- ¿Hay un lugar para mí dentro de ti, Mundo?
- No, tú sola deberás hacerte con uno.
Escuchaba el silencio en sus pocos ratos libres. Abrazaba la distancia aunque no fuese mucha. Paraba los relojes y los hacía andar a los pocos minutos. Dejó de nadar contra la corriente para dejarse arrastrar por la marea de sus sueños. En realidad, dejó de sobrevivir para empezar a vivir. Se arrancó la venda de los ojos, se sacudió el polvo de los zapatos y salió de su acogedora cueva para conocer. Se acostumbró al hueco vacío de la cama y dejó de echar de menos de una vez por todas. Comenzó a disfrutar más de la compañía de quién la hacía sonreír y dejó de lamentar sus ausencias. Volvía a controlar la situación que se le escapó tiempo atrás. Se mantenía ocupada para no pensar en los poemas de amor que se le venían a la mente cada vez que recordaba su sonrisa. Sonreía porque solo veía lo bueno, porque se obligaba a ello. Porque se había prometido no enamorarse. Porque quería un romance sin amor, confianza, libertad sin fianza. Ese era su ideal, su idea de felicidad. Estar con una persona sin que los celos la matasen, sin cuentas que rendir.
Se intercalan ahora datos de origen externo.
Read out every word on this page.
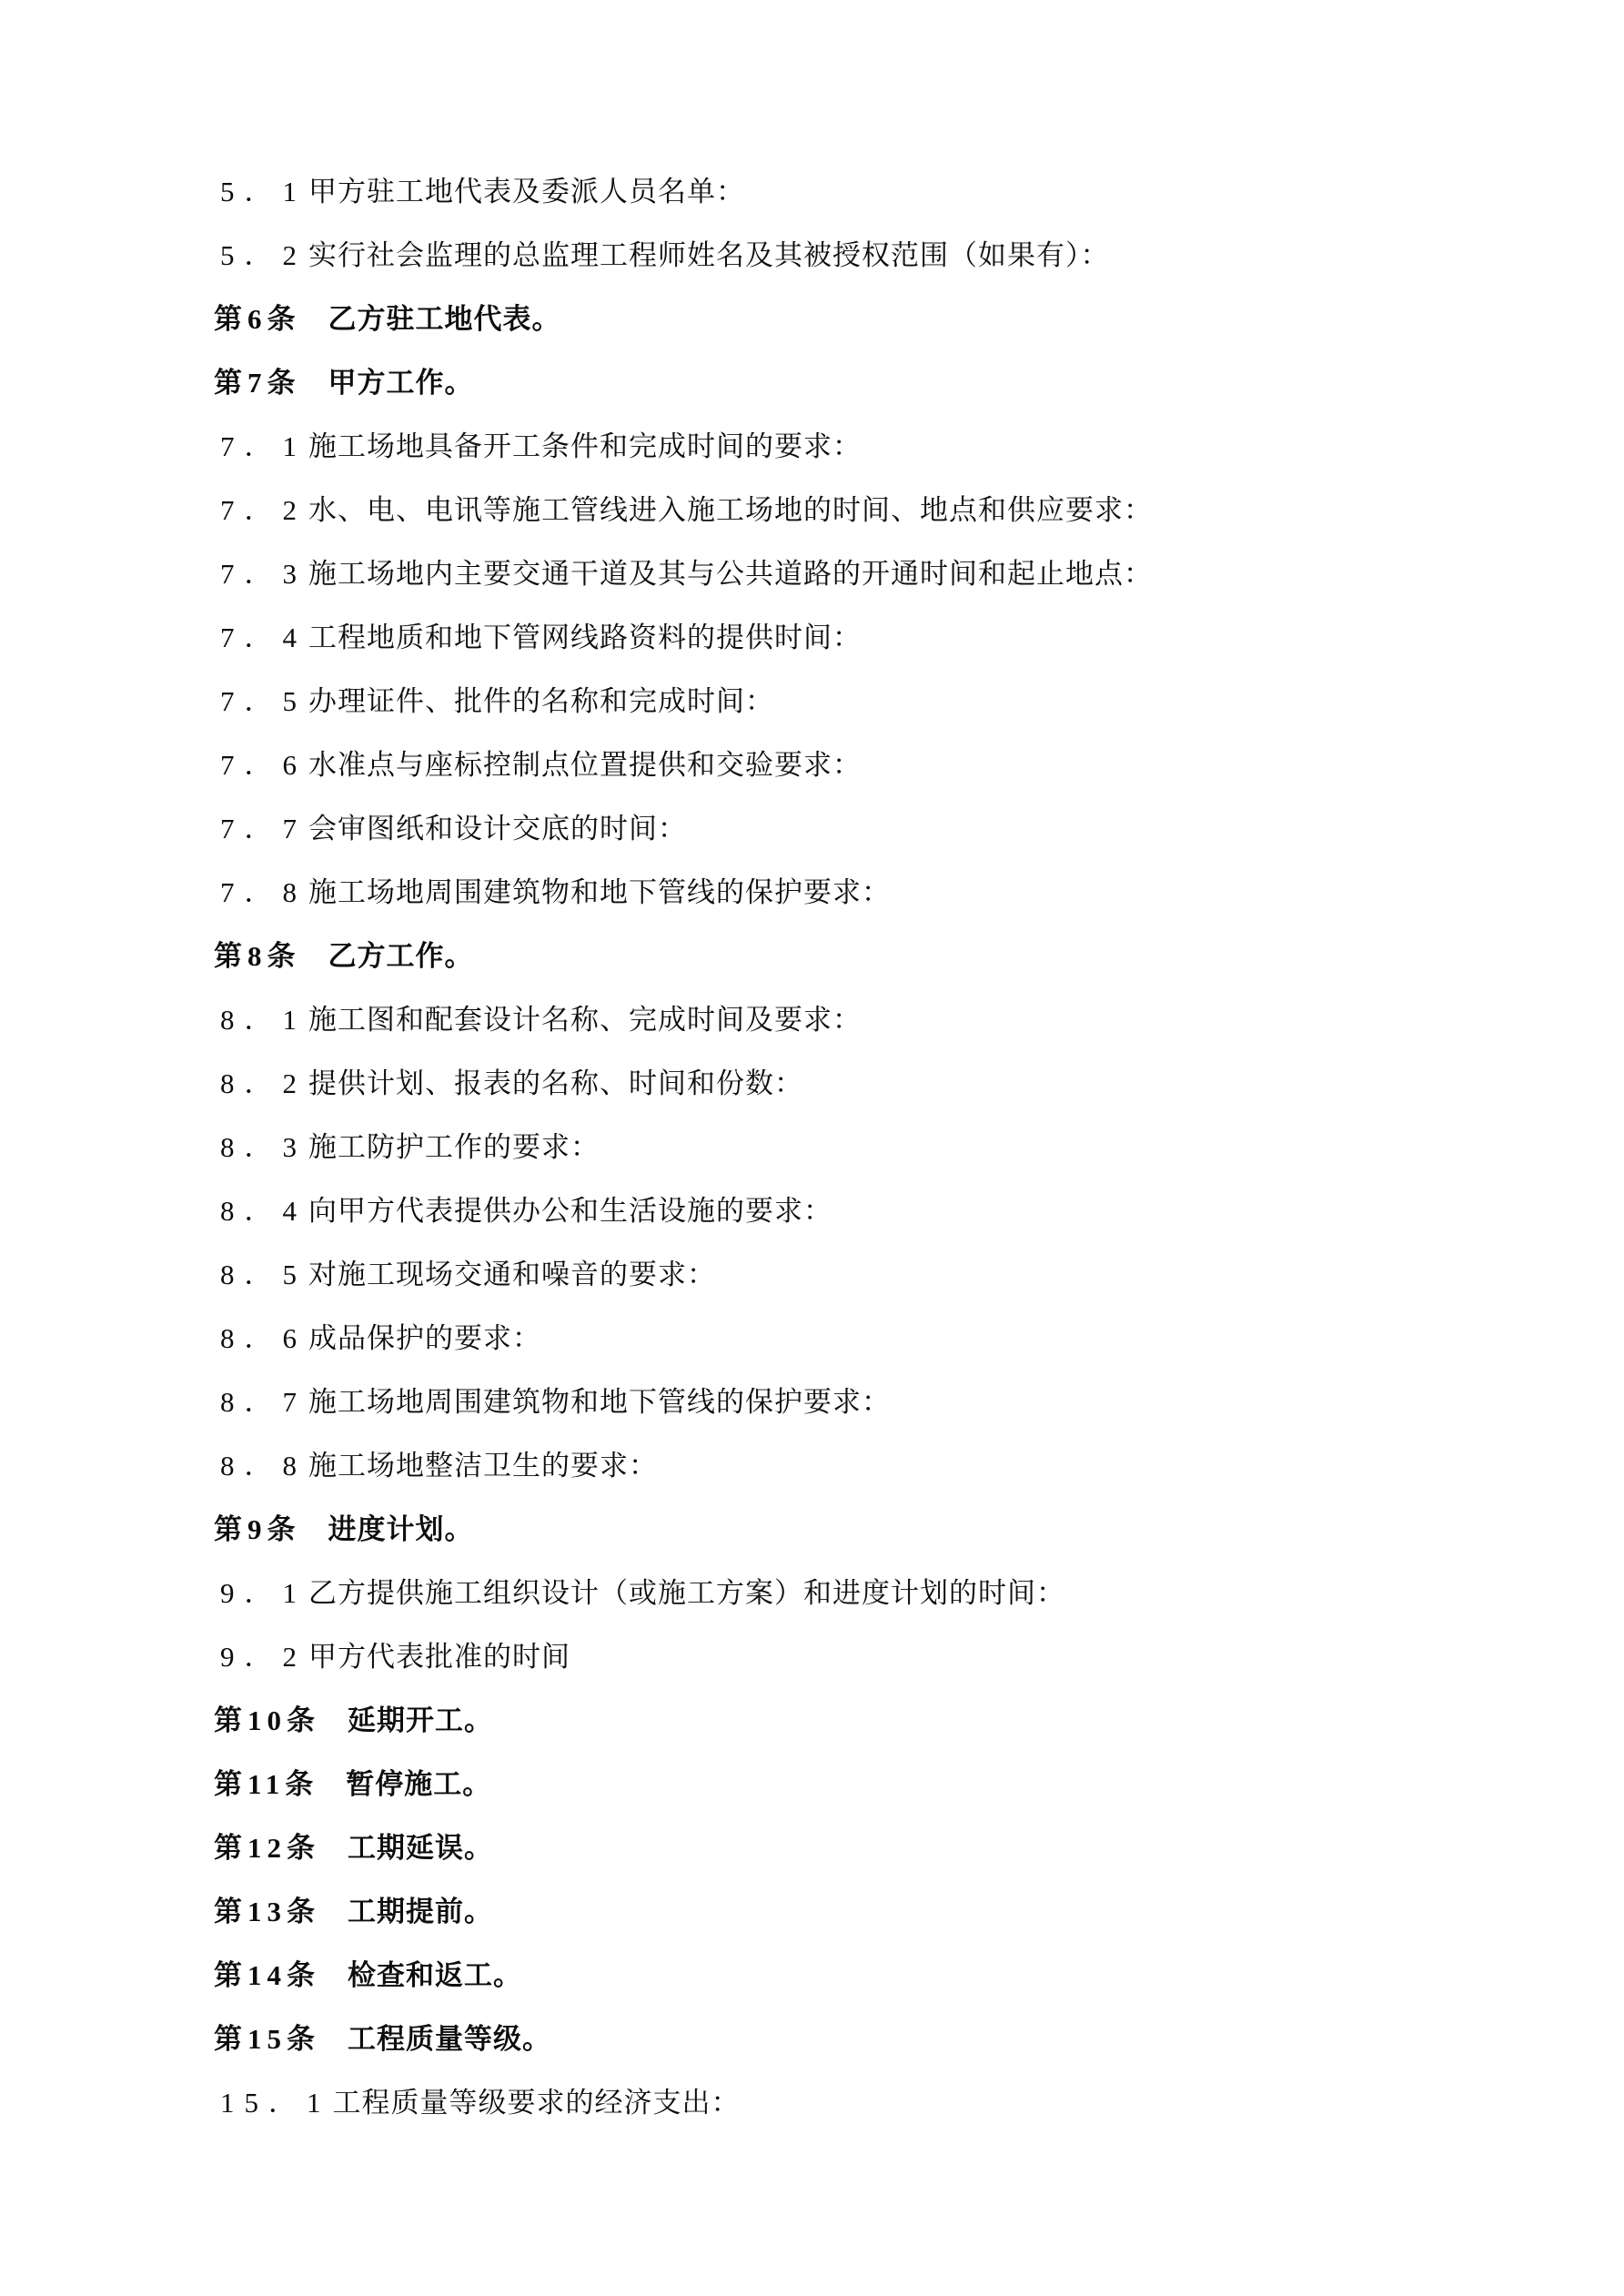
5．1甲方驻工地代表及委派人员名单：
5．2实行社会监理的总监理工程师姓名及其被授权范围（如果有）：
第6条 乙方驻工地代表。
第7条 甲方工作。
7．1施工场地具备开工条件和完成时间的要求：
7．2水、电、电讯等施工管线进入施工场地的时间、地点和供应要求：
7．3施工场地内主要交通干道及其与公共道路的开通时间和起止地点：
7．4工程地质和地下管网线路资料的提供时间：
7．5办理证件、批件的名称和完成时间：
7．6水准点与座标控制点位置提供和交验要求：
7．7会审图纸和设计交底的时间：
7．8施工场地周围建筑物和地下管线的保护要求：
第8条 乙方工作。
8．1施工图和配套设计名称、完成时间及要求：
8．2提供计划、报表的名称、时间和份数：
8．3施工防护工作的要求：
8．4向甲方代表提供办公和生活设施的要求：
8．5对施工现场交通和噪音的要求：
8．6成品保护的要求：
8．7施工场地周围建筑物和地下管线的保护要求：
8．8施工场地整洁卫生的要求：
第9条 进度计划。
9．1乙方提供施工组织设计（或施工方案）和进度计划的时间：
9．2甲方代表批准的时间
第10条 延期开工。
第11条 暂停施工。
第12条 工期延误。
第13条 工期提前。
第14条 检查和返工。
第15条 工程质量等级。
15．1工程质量等级要求的经济支出：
Una balanza desequilibrada con mucho a favor y nada en contra. Soñaba despierta que dormía por las noches. Cantaba los días de lluvia. Pintaba cuadros en los cristales llenos de vaho y escribía cuentos en los márgenes de las libretas.
Se acordaba de él a todas horas. Tomaba café antes de dormir. Se prometió disfrutar de las buenas rachas tanto como le fuera posible, y abusar de su buena suerte hasta que se agotara. Se juró buscar siempre el lado bueno y superar las malas rachas.
Seguía ahogándose en sus propios complejos, y calculando cada paso que daba. Quizá nunca conocería lo que se siente cuando arriesgas, cuando te dejas llevar sin planificarlo todo. Pero le iba bien y eso bastaba.
Y que mientan los poetas cuando hablen del amor.